Crypto and promissory notes are top fraud threats in 2022

With faster and more user-friendly investment technology comes greater risks to clients vulnerable to fraud, according to state regulators.

Cryptocurrency and other digital assets, promissory note fraud, internet and social media scams and abuses of self-directed IRAs are the top four threats to investors in 2022, according to a survey of 46 state regulators released Jan. 10 by the North American Securities Administrators Association. The organization quizzed members at state and provincial regulatory agencies on which products or schemes they view as the most pressing concerns.

“Usually what we see in the top investor threats are what I call the ‘scam dejour,’” said NASAA President Melanie Senter Lubin, the state securities commissioner for Maryland. “What scam artists are so good at doing is tapping into what people are hearing about in the news and then spinning that into whatever investment scam they're trying to promote.”

The number of state enforcement actions involving self-directed IRAs more than doubled in 2020 to 53, according to the organization’s annual enforcement study, which noted that fraudsters often lie to clients by assuring them that any risky investments will be managed or administered by professionals with their best interests in mind. Michael Edmiston, the president of the Public Investors Advocate Bar Association, pointed out that fraudsters could make use of the accounts for selling crypto investments or private placements.
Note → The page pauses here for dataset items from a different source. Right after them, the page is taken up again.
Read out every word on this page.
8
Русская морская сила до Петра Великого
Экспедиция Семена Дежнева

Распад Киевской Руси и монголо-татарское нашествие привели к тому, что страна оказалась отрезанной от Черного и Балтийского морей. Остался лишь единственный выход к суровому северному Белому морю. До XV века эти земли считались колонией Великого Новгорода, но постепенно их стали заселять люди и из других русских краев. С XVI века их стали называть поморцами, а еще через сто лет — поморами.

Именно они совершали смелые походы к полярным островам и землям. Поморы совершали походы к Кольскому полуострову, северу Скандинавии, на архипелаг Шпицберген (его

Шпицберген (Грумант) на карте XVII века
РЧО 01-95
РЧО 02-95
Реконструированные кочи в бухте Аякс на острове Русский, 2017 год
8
Private instruments including promissory notes have been exposing clients to high fees and commissions and major risks of losses for a long time. Edmiston recalled several massive cases over the years, such as Medical Capital Holdings, the Woodbridge Group of Companies and GPB Capital. What has changed is that state-registered investment advisors are pitching more of the products, posing a challenge to regulators seeking to keep track of some 17,000 RIAs at the state level on top of the 13,000 other firms overseen by the SEC, Edmiston said.

“The area is just so rife with fraud,” he said. “A scheme may not necessarily be a fraud when it starts, but a year or two in, it gets turned into one. For investors, promissory notes are always a big risk. They're always a red flag, no matter what the broker or advisor says about them being safe or sound.”

At the same time, the rising level of client interest in digital assets and increased use of social media has created another “environment ripe for fraudulent conduct,” said Joseph Borg, co-chair of NASAA’s Enforcement Section and director of the Alabama Securities Commission.

“Fraudsters easily move on to new sites once the fraudulent aspects of one site have been discovered. They often operate out of different jurisdictions from their victims,” Borg said. “Anyone can be anyone on the internet.”

For example, investigators in Texas accused an unregistered advisor last year of pretending to sell clients shares in ARK ETFs when promoting an unaffiliated crypto product with no connection to ARK Invest. A September 2020 case filed by 30 state regulators and the Commodity Futures Trading Commission against a fraudulent gold investment firm doing business as “metals.com” alleged conspirators raised $185 million from more than 1,600 investors who were mostly older people using their retirement savings, according to Joseph Rotunda, the vice chair of NASAA’s Enforcement Section and director of enforcement with the Texas State Securities Board.

“In recent years, as technology advances, a lot of the technological barriers have come down,” Rotunda said. “It's now very easy to get exposure to cryptocurrencies. You can do it on your smartphone in a matter of minutes. … It's a lot easier to spoof a website now. You do not need the technical knowledge that you needed five years ago.”